Dedeilias has never taken a day off after being on emergency duty for 24 hours.

“You can’t leave a patient behind when you know there’s no one to replace you,” said Giorgos Marinos, a doctor who is in charge of running the emergency room at the Laiko Hospital, also in Athens.

Working straight through an emergency shift into the following day is a problem we also encountered at hospitals outside Athens.

A few months ago, Dina Vogiatzi, a cardiology intern, experienced one of her toughest shifts yet at a hospital in the Peloponnese when she was left manning the emergency room alone after the other intern was sent to Athens on a patient transfer. The attending doctor, said Vogiatzi, never turned up for his shift as he should have done, leaving her alone.

Vogiatzi now works at Evangelismos Hospital in Athens, where she’s continuing her internship. The conditions are better, but she’s still being pushed to her limits.

“I chose to come to a big hospital because I would learn more, but it is very tiring,” she said. “Every day we talk about whether we managed to get any sleep during or after the emergency shift. Every once in a while it gets you down. You don’t want to go out or talk to anyone. You become antisocial. You get up in the morning and don’t want to go to work.”

Support

All hospitals should have a specialized department or doctor tasked with spotting the signs of burnout among staff.

“Every hospital should have an in-house doctor who has a file on every worker and supervises the working environment so they can prevent any illness,” said Evgenia Pantazi, president of the association of in-house doctors.

Based on the law, private and public businesses employing more than 50 workers should have an on-site doctor. According to data compiled by the association, just one in 10 hospitals in Athens provide that service. Where it does exist, it is usually conducted by a doctor from another specialty.

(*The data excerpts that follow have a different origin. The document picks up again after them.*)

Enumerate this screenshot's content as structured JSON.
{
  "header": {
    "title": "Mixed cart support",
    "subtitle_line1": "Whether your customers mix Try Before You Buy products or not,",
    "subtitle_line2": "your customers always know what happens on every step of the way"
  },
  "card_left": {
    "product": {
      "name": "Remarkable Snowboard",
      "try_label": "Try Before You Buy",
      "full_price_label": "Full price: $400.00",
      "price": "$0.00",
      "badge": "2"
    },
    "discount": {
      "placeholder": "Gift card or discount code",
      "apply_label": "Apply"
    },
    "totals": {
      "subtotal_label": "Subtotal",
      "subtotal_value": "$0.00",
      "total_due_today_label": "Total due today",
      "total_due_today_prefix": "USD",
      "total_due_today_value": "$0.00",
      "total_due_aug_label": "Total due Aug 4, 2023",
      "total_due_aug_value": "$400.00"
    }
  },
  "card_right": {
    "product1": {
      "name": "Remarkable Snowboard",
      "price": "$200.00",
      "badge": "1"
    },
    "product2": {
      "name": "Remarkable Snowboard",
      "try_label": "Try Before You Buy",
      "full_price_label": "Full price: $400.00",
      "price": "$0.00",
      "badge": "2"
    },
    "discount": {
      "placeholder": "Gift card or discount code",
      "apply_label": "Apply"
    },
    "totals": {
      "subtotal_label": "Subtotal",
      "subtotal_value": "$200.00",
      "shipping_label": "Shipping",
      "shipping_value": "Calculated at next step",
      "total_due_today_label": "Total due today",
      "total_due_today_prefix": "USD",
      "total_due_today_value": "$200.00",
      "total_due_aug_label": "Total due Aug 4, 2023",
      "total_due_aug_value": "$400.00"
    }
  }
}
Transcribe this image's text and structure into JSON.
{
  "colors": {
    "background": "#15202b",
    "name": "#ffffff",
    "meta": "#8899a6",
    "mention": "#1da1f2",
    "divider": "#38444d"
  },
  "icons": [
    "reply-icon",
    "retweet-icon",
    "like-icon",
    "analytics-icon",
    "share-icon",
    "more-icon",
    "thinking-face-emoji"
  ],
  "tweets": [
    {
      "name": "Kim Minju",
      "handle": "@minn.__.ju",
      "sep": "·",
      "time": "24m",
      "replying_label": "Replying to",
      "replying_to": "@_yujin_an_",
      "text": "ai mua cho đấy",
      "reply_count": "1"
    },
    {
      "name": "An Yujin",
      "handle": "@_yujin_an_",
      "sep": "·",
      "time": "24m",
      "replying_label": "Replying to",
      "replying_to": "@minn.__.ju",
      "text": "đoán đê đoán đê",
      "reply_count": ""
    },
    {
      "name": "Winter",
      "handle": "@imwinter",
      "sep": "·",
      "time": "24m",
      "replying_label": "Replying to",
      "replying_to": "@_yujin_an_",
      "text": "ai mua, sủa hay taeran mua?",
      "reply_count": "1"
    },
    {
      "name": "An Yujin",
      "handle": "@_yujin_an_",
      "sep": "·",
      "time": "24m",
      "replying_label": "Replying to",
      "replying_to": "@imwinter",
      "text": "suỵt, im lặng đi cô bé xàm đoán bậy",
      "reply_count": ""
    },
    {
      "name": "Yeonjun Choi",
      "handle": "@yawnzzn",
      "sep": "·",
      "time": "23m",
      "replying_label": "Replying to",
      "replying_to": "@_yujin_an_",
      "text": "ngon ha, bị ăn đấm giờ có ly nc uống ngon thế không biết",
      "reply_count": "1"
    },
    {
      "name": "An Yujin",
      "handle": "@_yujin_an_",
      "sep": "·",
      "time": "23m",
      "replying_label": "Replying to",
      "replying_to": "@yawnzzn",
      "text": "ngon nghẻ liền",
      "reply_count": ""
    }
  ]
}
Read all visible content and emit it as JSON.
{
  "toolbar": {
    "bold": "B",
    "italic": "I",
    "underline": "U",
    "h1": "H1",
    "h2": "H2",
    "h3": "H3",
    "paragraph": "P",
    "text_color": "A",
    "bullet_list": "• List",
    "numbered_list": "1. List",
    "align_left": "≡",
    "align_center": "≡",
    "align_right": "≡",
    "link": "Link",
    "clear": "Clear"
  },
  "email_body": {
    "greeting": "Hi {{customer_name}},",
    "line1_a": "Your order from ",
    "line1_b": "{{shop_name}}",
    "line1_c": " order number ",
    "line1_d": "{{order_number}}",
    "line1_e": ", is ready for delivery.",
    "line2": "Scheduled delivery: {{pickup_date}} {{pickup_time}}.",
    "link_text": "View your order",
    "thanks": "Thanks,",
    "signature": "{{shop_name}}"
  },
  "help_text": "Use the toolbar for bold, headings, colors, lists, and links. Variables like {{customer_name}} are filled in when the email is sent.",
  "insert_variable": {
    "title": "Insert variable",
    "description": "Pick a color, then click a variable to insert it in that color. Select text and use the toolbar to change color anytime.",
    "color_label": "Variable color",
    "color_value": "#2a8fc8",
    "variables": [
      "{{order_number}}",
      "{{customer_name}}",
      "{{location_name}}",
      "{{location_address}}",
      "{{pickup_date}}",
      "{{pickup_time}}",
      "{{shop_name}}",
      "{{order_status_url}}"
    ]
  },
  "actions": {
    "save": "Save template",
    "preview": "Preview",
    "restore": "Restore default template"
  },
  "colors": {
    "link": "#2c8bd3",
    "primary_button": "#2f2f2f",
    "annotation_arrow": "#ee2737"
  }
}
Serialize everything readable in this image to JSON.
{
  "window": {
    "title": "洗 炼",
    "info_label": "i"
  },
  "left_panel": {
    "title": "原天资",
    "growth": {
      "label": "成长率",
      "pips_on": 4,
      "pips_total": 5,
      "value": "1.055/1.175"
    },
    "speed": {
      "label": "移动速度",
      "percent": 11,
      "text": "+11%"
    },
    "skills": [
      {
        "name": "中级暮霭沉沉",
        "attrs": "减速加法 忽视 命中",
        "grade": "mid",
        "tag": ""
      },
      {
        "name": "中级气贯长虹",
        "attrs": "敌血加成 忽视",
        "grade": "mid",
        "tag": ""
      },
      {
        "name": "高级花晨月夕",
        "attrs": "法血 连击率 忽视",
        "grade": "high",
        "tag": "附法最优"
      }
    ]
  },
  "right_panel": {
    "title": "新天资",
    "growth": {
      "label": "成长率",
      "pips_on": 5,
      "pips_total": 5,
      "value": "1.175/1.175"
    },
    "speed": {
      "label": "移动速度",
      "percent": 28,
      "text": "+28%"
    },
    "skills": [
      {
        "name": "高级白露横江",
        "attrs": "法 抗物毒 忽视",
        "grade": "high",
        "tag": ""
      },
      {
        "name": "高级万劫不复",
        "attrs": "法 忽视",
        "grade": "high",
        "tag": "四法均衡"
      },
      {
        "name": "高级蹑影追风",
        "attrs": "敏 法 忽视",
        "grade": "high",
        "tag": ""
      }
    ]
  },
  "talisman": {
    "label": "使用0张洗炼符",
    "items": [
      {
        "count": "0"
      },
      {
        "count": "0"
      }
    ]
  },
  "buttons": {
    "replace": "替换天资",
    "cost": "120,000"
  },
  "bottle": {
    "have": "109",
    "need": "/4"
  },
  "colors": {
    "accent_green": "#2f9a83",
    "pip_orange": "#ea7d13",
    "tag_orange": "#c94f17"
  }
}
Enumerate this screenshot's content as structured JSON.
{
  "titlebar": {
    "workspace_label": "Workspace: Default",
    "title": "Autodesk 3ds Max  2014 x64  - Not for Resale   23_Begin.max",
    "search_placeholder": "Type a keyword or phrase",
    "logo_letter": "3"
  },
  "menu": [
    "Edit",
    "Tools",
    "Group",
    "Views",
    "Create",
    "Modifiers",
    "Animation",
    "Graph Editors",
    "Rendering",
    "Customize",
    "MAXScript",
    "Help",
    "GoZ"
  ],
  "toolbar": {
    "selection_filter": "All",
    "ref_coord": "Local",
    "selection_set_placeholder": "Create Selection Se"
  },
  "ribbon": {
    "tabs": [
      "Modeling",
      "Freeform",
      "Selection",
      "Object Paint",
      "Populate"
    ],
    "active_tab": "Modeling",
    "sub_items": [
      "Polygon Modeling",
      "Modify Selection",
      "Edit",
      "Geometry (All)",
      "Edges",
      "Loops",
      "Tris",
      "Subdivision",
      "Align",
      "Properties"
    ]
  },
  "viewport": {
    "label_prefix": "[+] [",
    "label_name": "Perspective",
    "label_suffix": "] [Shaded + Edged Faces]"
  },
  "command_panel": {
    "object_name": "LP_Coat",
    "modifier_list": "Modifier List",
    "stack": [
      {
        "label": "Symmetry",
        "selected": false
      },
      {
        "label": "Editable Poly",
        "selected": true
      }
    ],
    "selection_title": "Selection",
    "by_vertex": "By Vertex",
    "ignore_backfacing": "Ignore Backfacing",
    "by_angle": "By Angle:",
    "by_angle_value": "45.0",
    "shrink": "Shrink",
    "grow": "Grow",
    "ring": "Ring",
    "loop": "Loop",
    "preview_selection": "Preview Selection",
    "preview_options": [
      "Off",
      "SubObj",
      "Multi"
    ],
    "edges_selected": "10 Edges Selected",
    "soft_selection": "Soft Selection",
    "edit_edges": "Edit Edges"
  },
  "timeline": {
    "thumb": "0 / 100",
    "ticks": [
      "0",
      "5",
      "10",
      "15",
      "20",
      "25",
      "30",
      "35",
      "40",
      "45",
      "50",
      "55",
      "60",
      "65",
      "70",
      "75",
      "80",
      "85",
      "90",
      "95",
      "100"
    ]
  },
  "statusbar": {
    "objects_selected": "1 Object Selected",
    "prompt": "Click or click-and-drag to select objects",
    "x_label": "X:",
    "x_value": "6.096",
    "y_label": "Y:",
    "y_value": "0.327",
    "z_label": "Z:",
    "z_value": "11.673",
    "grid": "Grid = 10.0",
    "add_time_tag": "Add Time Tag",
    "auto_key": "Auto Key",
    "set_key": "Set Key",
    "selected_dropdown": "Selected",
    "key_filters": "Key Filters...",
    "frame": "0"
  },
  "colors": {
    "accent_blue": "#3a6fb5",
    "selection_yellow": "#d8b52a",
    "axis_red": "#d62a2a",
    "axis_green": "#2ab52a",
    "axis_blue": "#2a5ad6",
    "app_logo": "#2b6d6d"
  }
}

“Unfortunately, most hospitals do not have a doctor for the doctors,” said Pantazi.

The General Hospital of Argos in the northern Peloponnese is the exception, and thanks to the initiative of its psychologist, Aristotelis Koinis, who provides counseling to his colleagues, it sets the standard for other hospitals in the country.

“Sometimes they’ll run into me in the hallway and ask for help,” explained Koinis. “They show signs of denial; they don’t take any pleasure from the working environment; they’re on edge, anxious.”

In a study he did at the Argos hospital in 2012-13, he found that one in five interns was showing signs of burnout. The numbers are even higher among nurses.

In the past four years, he has treated eight colleagues for burnout, as well as counseling five nurses, one doctor and two administrators. All of them had to take antidepressants while attending sessions in a remote part of the building where they couldn’t be seen by other colleagues.

He has also set up three self-help groups to provide support to other staff.

“Those interventions came in response to a need,” said the psychologist. “Hospital workers needs to be calm and balanced so they can perform.”